Отец дал машину - маленький вишневый БМВ, и мы поехали за Полевым в "Правду", и я, молодой барчук, сидя в машине рядом с шофером, хвастал Полевому о том, как я жил в Германии в 45-м году. Он тогда, как я сейчас припоминаю, очень весело, с каким-то забавным недоумением смотрел на меня, кивал головой и улыбался. Вот ведь любопытно - всегда этот человек ассоциируется у меня с улыбкой. А потом, в зале, я взял слово и стал выступать, причем выступал, как я сейчас вспоминаю, неприлично, скучно и ему знакомо. Правда, наши матроны и ахали и восхищались мною, но я-то почти слово в слово повторял критическую статью о Полевом, которая была напечатана то ли в "Знамени", то ли в "Новом мире", то ли еще в каком-то толстом журнале. Полевой чувствовал, что выступает не читатель, а тот самый выступатель, которого готовят, как жеребца перед пробежкой, учитель литературы, комкающий в уголке платочек от нервного возбуждения, и библиотекарша с холодными от волнения руками.

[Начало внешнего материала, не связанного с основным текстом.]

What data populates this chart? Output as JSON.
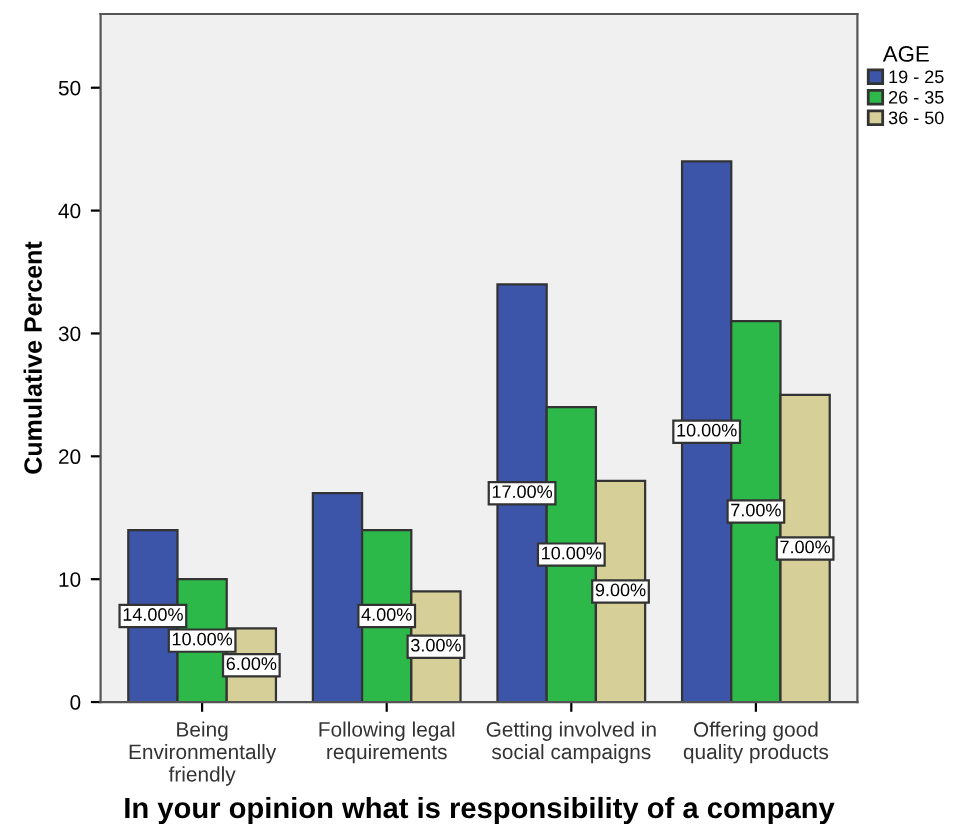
{
  "chart_data": {
    "type": "bar",
    "xlabel": "In your opinion what is responsibility of a company",
    "ylabel": "Cumulative Percent",
    "legend_title": "AGE",
    "categories": [
      "Being\nEnvironmentally\nfriendly",
      "Following legal\nrequirements",
      "Getting involved in\nsocial campaigns",
      "Offering good\nquality products"
    ],
    "series": [
      {
        "name": "19 - 25",
        "color": "#3d55a8",
        "values": [
          14,
          17,
          34,
          44
        ]
      },
      {
        "name": "26 - 35",
        "color": "#2db84a",
        "values": [
          10,
          14,
          24,
          31
        ]
      },
      {
        "name": "36 - 50",
        "color": "#d6cf98",
        "values": [
          6,
          9,
          18,
          25
        ]
      }
    ],
    "annotations": [
      "14.00%",
      "10.00%",
      "6.00%",
      "4.00%",
      "3.00%",
      "17.00%",
      "10.00%",
      "9.00%",
      "10.00%",
      "7.00%",
      "7.00%"
    ],
    "ylim": [
      0,
      56
    ],
    "yticks": [
      0,
      10,
      20,
      30,
      40,
      50
    ],
    "grid": false,
    "legend": "top right"
  }
}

Помню, я тогда сказал Полевому: "Вот, Борис Николаевич, у Вас в "Повести" серьезная ошибка. Там написано, что Мересьев полз по зимнему лесу и слушал, как куковала кукушка, а на самом деле кукушка зимой не кукует". Это я, конечно, вычитая в критической статье. Мои слушатели захлопали. А Полевой все с той же доброй, спокойной улыбкой смотрел на меня и кивал головой. Потом его прекрасное выступление в печати против лактионовского замазывания в живописи. Против ларионовской картины, когда в новую комнату вселяется семья и первой входит девочка, неся в руках портрет Сталина. Он очень честно выступал в это время.

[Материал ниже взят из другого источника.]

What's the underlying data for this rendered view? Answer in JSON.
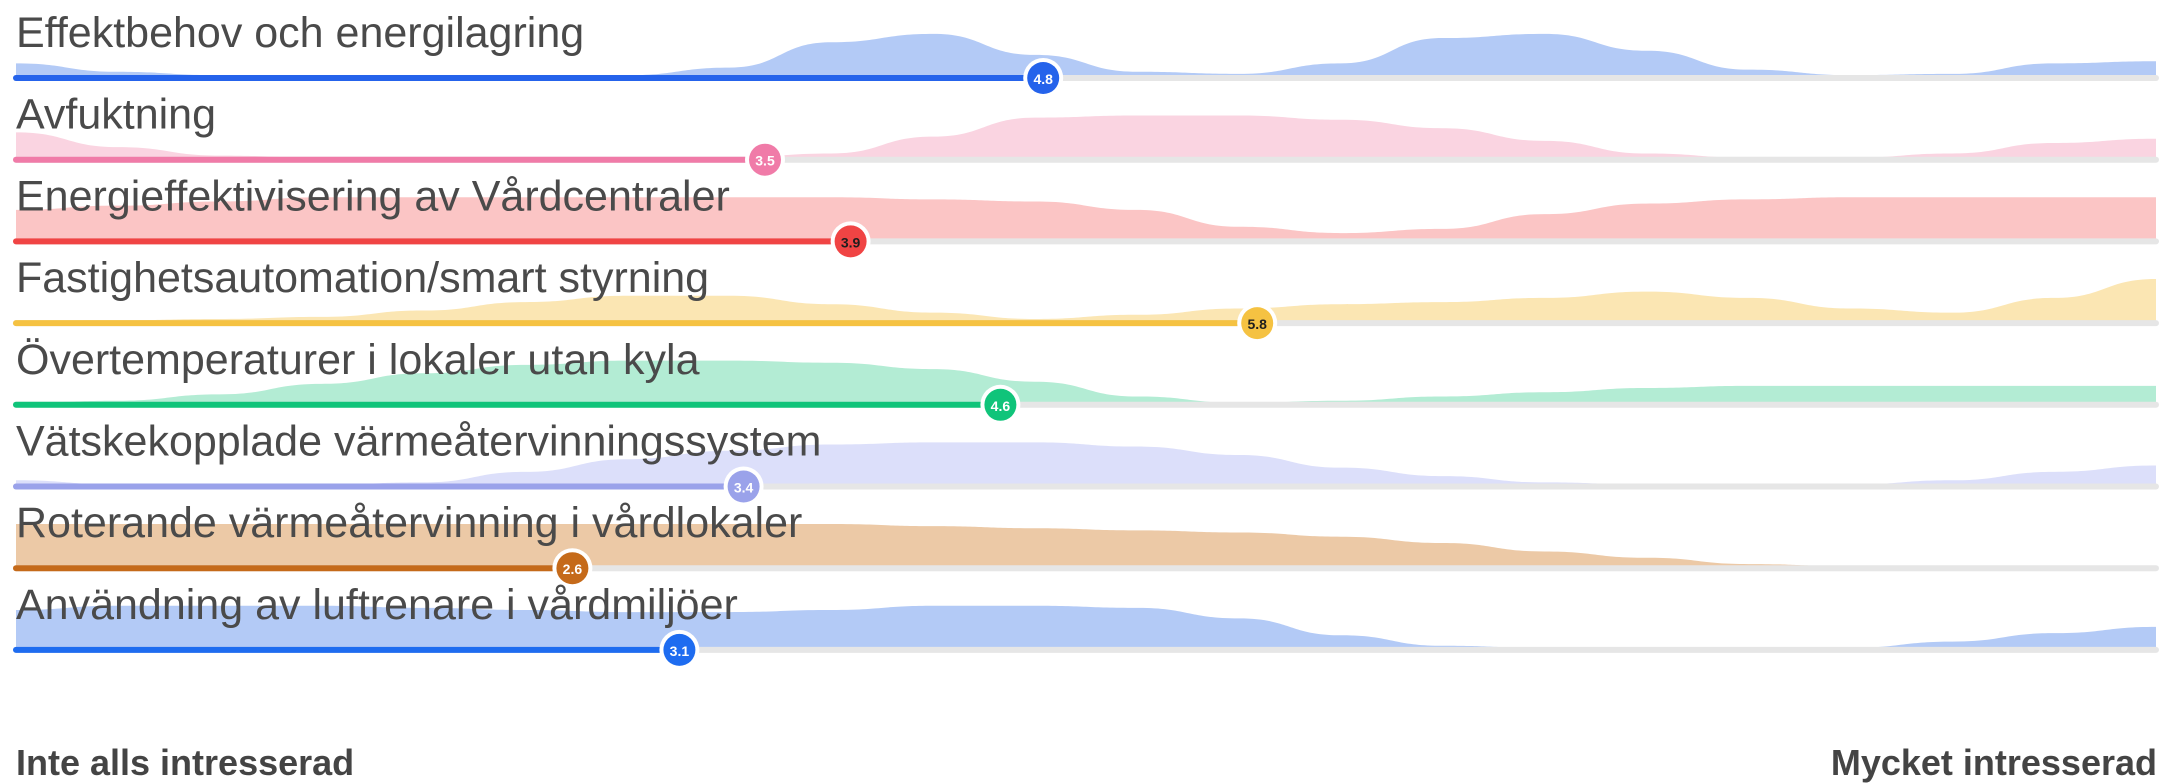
{
  "chart_data": {
    "type": "ranking-distribution",
    "scale": {
      "min": 0,
      "max": 10
    },
    "axis_labels": {
      "min": "Inte alls intresserad",
      "max": "Mycket intresserad"
    },
    "rows": [
      {
        "label": "Effektbehov och energilagring",
        "score": 4.8,
        "score_label": "4.8",
        "color": "#2563eb",
        "fill": "#b3caf6",
        "dark_text": false,
        "distribution": [
          0.3,
          0.1,
          0.02,
          0.0,
          0.0,
          0.0,
          0.02,
          0.2,
          0.8,
          1.0,
          0.5,
          0.1,
          0.05,
          0.3,
          0.9,
          1.0,
          0.6,
          0.15,
          0.02,
          0.05,
          0.3,
          0.35
        ]
      },
      {
        "label": "Avfuktning",
        "score": 3.5,
        "score_label": "3.5",
        "color": "#f07ba8",
        "fill": "#fad4e1",
        "dark_text": false,
        "distribution": [
          0.6,
          0.25,
          0.05,
          0.0,
          0.0,
          0.0,
          0.0,
          0.0,
          0.1,
          0.5,
          0.95,
          1.0,
          1.0,
          0.9,
          0.7,
          0.4,
          0.1,
          0.0,
          0.0,
          0.1,
          0.35,
          0.45
        ]
      },
      {
        "label": "Energieffektivisering av Vårdcentraler",
        "score": 3.9,
        "score_label": "3.9",
        "color": "#f04444",
        "fill": "#fbc5c5",
        "dark_text": true,
        "distribution": [
          0.7,
          0.8,
          0.9,
          1.0,
          1.0,
          1.0,
          1.0,
          1.0,
          1.0,
          0.95,
          0.9,
          0.7,
          0.3,
          0.15,
          0.25,
          0.6,
          0.85,
          0.95,
          1.0,
          1.0,
          1.0,
          1.0
        ]
      },
      {
        "label": "Fastighetsautomation/smart styrning",
        "score": 5.8,
        "score_label": "5.8",
        "color": "#f5c242",
        "fill": "#fbe6b3",
        "dark_text": true,
        "distribution": [
          0.0,
          0.02,
          0.05,
          0.1,
          0.25,
          0.45,
          0.6,
          0.6,
          0.4,
          0.2,
          0.05,
          0.15,
          0.3,
          0.4,
          0.45,
          0.55,
          0.7,
          0.55,
          0.3,
          0.2,
          0.55,
          1.0
        ]
      },
      {
        "label": "Övertemperaturer i lokaler utan kyla",
        "score": 4.6,
        "score_label": "4.6",
        "color": "#10c47a",
        "fill": "#b3ecd4",
        "dark_text": false,
        "distribution": [
          0.0,
          0.05,
          0.2,
          0.45,
          0.7,
          0.9,
          1.0,
          1.0,
          0.95,
          0.8,
          0.5,
          0.15,
          0.0,
          0.05,
          0.15,
          0.25,
          0.35,
          0.4,
          0.4,
          0.4,
          0.4,
          0.4
        ]
      },
      {
        "label": "Vätskekopplade värmeåtervinningssystem",
        "score": 3.4,
        "score_label": "3.4",
        "color": "#9aa2ea",
        "fill": "#dcdffa",
        "dark_text": false,
        "distribution": [
          0.1,
          0.0,
          0.0,
          0.0,
          0.05,
          0.3,
          0.6,
          0.8,
          0.95,
          1.0,
          1.0,
          0.9,
          0.7,
          0.4,
          0.2,
          0.05,
          0.0,
          0.0,
          0.0,
          0.1,
          0.3,
          0.45
        ]
      },
      {
        "label": "Roterande värmeåtervinning i vårdlokaler",
        "score": 2.6,
        "score_label": "2.6",
        "color": "#c56a1a",
        "fill": "#ecc9a6",
        "dark_text": false,
        "distribution": [
          1.0,
          1.0,
          1.0,
          1.0,
          1.0,
          1.0,
          1.0,
          1.0,
          1.0,
          0.95,
          0.9,
          0.85,
          0.8,
          0.7,
          0.55,
          0.35,
          0.2,
          0.05,
          0.0,
          0.0,
          0.0,
          0.0
        ]
      },
      {
        "label": "Användning av luftrenare i vårdmiljöer",
        "score": 3.1,
        "score_label": "3.1",
        "color": "#1e6cf0",
        "fill": "#b3caf6",
        "dark_text": false,
        "distribution": [
          0.9,
          1.0,
          1.0,
          1.0,
          0.95,
          0.9,
          0.85,
          0.85,
          0.9,
          1.0,
          1.0,
          0.95,
          0.7,
          0.3,
          0.05,
          0.0,
          0.0,
          0.0,
          0.0,
          0.15,
          0.35,
          0.5
        ]
      }
    ]
  }
}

Однажды старенькая Евдокия Федоровна вошла в дом весело, добро смеясь: "Галюша, я только что на улице столкнулась с твоим отцом. Старый-престарый, еще хуже меня, а сразу же узнал! Я от него - он за мной: "Евдокия Федоровна, постойте, выслушайте. За мою низость я был страшно наказан. Я болен и одинок, умоляю, простите!""
На деле убедившись в непререкаемой справедливости "Мне отмщение и аз воздам", баба Дуня обманщика от всей души простила, стала еще добрее и терпеливее с домашними, а через несколько месяцев тихо, как и жила, умерла… Папа, бабушкой выращенный, долгое время не находил себе места, писал грустные, беспомощные стихи и начал тайком покуривать: детство закончилось…
ДЕД
До шестнадцати лет отец мечтал о карьере дирижера и, закрывшись в комнате, самозабвенно дирижировал. Всегда считал музыку, наравне с живописью, совершеннейшим искусством - никаких языковых барьеров и зависимости от переводчика. Музыкантом не стал, но научился брать несколько аккордов и иногда напевал мне, маленькой, аккомпанируя на дребезжащем пианино, модную в годы его юности песенку: "Осторо-о-ожен будь, никто пока что не бы-ы-л в таинственной стране Мадагаска-а-р!"…
В последний год школы его потянуло в лицедейство, всерьез думал о ГИКе, а Семен Александрович папу тактично, доказательно и дружески отговаривал и просил пойти по стопам деда-лесника.
- Получи профессию, - говорил Семен Александрович, - если есть в тебе искра, придешь в искусство. Нет ничего страшнее, чем быть к искусству приписанным - обидно это и нечестно.
Отец сначала удивлялся: почему обязательно лесником? Потом догадался.
Отрывок из рассказа "Папа, прости меня, пожалуйста".
Напору техники стремительного нашего века сможет противостоять лишь природа, потому что техника однолика в своей устремленной мощи, а каждое дерево - это поэзия; Старик, видно, хотел приблизить меня к высокой культуре природы, которая - единственно - и может открыть в человеке Слово. Парадоксальность поколения наших отцов заключалась в том, что они, служа технике, "которая решает все", были романтиками в глубине души, а всякий романтизм произрастает особенно пышно там, где взору открыты долины, леса и снежные пики гор…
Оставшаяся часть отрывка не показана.